How nice it was to see the sun above the fog topping out at 1,800 feet, temperature in the high 70s. Down on Dry Creek this a.m. it was 35 degrees.
We went up to the Paregien Ranch to make some repairs to the corrals and cut some dead trees out of our dirt roads and off the fences. The oaks that died during the 2012-2016 drought are really tipping over now. A joy to work in the sunshine before we brand calves next week.
It hasn’t come “on little cat’s feet” (Carl Sandburg), instead a blanket hanging for 10 days straight, a “radiation fog” as it’s now named, 44 degrees high yesterday, 38 degrees this a.m.
Of course, nothing compared to the snow storms elsewhere, but our grass needs sunshine. Other places in the San Joaquin Valley have experienced zero visibility, and often here the low lying fog spills over the ridge clear down to the creek. Perhaps tomorrow we’ll get some sun.
Around Christmas, I’d wake to my father asleep on the floor facing the fireplace of the old Coffelt house with high gray ceilings, his brown sweater reeking of #2 diesel and I’d lay beside him as he snored.
He’d been up and down all night checking temperatures, lighting smudge pot sentries whose flaming helmets surrounded his father’s orchards of oranges to turn back a freeze, or climbing towers with spinning turrets to start the flathead Ford’s twin prop wind machines.

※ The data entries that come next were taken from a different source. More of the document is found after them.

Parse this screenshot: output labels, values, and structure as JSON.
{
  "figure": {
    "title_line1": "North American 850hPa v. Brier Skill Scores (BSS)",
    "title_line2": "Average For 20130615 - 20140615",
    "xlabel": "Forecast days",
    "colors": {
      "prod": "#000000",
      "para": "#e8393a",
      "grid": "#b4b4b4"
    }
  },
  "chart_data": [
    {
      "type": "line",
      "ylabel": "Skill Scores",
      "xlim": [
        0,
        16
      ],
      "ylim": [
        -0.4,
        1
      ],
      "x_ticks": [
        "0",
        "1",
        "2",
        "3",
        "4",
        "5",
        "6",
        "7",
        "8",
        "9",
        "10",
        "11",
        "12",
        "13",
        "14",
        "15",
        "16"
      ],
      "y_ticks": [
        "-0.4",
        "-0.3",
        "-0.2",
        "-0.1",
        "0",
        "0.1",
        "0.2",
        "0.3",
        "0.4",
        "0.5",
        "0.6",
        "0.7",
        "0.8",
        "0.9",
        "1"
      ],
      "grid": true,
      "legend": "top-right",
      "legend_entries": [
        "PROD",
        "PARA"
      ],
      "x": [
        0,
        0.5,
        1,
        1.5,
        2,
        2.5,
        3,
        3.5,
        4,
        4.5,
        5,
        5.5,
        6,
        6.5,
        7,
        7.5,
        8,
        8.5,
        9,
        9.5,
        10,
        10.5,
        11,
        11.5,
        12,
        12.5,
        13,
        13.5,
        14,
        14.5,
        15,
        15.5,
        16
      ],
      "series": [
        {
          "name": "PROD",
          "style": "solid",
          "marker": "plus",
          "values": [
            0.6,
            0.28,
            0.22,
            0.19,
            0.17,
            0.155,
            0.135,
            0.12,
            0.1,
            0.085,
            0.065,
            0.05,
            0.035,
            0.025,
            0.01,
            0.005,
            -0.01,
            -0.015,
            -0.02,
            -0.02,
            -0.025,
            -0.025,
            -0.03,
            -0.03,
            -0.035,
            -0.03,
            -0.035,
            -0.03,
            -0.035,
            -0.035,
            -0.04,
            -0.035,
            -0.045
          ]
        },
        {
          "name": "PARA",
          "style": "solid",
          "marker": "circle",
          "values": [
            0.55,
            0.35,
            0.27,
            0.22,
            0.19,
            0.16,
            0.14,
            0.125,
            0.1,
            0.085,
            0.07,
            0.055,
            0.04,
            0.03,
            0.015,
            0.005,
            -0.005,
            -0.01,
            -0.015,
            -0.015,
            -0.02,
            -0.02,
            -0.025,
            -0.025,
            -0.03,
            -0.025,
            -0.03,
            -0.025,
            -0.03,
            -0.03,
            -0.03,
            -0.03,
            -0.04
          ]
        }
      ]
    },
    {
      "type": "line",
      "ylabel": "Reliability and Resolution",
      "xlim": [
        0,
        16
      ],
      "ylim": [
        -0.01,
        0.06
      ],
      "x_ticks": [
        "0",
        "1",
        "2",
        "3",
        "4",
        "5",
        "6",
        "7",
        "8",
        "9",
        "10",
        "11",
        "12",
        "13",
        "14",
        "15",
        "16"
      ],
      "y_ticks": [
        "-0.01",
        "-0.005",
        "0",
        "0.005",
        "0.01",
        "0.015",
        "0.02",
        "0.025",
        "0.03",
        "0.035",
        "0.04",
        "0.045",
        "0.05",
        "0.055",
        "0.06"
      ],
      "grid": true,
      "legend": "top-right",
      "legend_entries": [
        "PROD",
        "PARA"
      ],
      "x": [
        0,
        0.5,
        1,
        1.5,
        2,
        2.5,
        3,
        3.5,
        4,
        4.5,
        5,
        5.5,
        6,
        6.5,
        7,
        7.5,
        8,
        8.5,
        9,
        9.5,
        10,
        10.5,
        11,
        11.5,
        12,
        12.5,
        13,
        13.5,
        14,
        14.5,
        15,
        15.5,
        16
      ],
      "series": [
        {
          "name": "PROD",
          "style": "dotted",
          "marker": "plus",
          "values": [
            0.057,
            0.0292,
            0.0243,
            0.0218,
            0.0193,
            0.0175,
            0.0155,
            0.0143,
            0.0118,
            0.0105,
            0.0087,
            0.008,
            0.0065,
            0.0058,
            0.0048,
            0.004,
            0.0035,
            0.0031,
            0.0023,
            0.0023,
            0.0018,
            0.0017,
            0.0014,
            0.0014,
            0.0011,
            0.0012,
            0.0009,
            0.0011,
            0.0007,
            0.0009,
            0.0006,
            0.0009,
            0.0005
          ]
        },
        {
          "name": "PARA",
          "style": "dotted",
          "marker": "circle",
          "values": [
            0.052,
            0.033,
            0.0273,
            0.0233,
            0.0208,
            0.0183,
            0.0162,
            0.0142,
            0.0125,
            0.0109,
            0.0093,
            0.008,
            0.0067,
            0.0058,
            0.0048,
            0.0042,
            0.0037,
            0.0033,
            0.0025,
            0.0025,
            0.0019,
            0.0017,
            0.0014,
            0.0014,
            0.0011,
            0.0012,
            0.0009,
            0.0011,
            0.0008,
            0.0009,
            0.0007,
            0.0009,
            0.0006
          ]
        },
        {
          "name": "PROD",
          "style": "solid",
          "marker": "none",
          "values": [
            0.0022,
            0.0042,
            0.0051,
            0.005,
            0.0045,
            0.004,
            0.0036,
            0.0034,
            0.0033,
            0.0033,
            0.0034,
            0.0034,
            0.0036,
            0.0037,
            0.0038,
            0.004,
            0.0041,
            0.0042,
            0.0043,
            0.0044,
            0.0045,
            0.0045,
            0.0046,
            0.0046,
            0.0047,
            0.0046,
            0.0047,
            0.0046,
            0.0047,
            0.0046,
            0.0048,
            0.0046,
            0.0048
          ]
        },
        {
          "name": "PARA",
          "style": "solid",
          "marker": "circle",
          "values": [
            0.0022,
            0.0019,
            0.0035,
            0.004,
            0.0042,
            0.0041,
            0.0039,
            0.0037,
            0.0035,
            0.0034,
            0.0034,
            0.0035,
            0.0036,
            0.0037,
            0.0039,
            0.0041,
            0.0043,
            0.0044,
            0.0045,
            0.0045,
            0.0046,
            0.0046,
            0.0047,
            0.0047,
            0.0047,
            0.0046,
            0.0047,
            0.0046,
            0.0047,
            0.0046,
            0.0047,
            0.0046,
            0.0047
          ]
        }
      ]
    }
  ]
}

I begged to go with him block to block passing Ike Clark’s lean-to of old scrap boards catching fire from two lit smudge pots and bottled heat with him asleep on gunny sacks of straw. Dad pulled him free as we watched the shelter disappear.
My mother suffered most the suet that leaked inside the house from the black cloud that hung over Exeter’s crop of gold. to ship East and the new dress she bought for a Christmas party in Visalia she never got to wear because the freezing weather claimed my Dad. She never forgave him.
We’ve let the commentators have their say as if they understand the price of beef. We’ve let politicians have their day pontificating plans that create grief among both cowmen and folks in town trying to overhaul how the market works when demand is more and supply is down due to drought and the rising costs that hurts us all. We let them talk, let them repeat to show what they don’t know when numbers shout that we have more mouths to fill with red meat with fewer cows and cowmen due to drought. We pray for rain and to be left alone with a little meat still left on the bone.
Lots of commentary on the cattle business lately with a focus on the price of beef. But relative to inflation, $20 will buy a cheeseburger, fries and a soda or a USDA Choice New York steak at Costco. What a deal!
Our 4-year drought (2012-2016) doesn’t seem that long ago when we had to cull some older bred cows for slaughter in order to feed the rest of our herd expensive hay. A good part of the reason why producing cow numbers are at a 75 year low. Though the media has its red meat theories, nobody mentions that the US population has more than doubled since 1951. This is simple to understand: supply and demand.
KEEPING SECRETS
How do they know, these old fat cows that read a baggy sadness in my walk among them checking irons as they pull
alfalfa stems apart to tongue green leaf in the corral? The gates are set, waiting for the truck to town. There is nothing
right about the moment, that they know— little consolation in my voice, they eye me suspiciously searching for details
in my muted gestures. If I told them all I know of town, of auction rings and rails, they would all revolt
for the brushy hills, lay fences down to take their chances without water through the summer—that I know.
-JCD (“Best of the Dry Years, 2012-2016”)
The three variables for the cattle business are weather, price and politics, any one which can reduce our once-a-year paycheck to a loss, but two or more can be an economic disaster—none of which have we, nor the government, any control over.
In the photo above, Robbin and I fed a few replacement heifers before the forecast Atmospheric River. The grass geminated last month has become short and spotty and we have to keep them in shape to cycle and breed when we turn the bulls out in two weeks—just part of the business.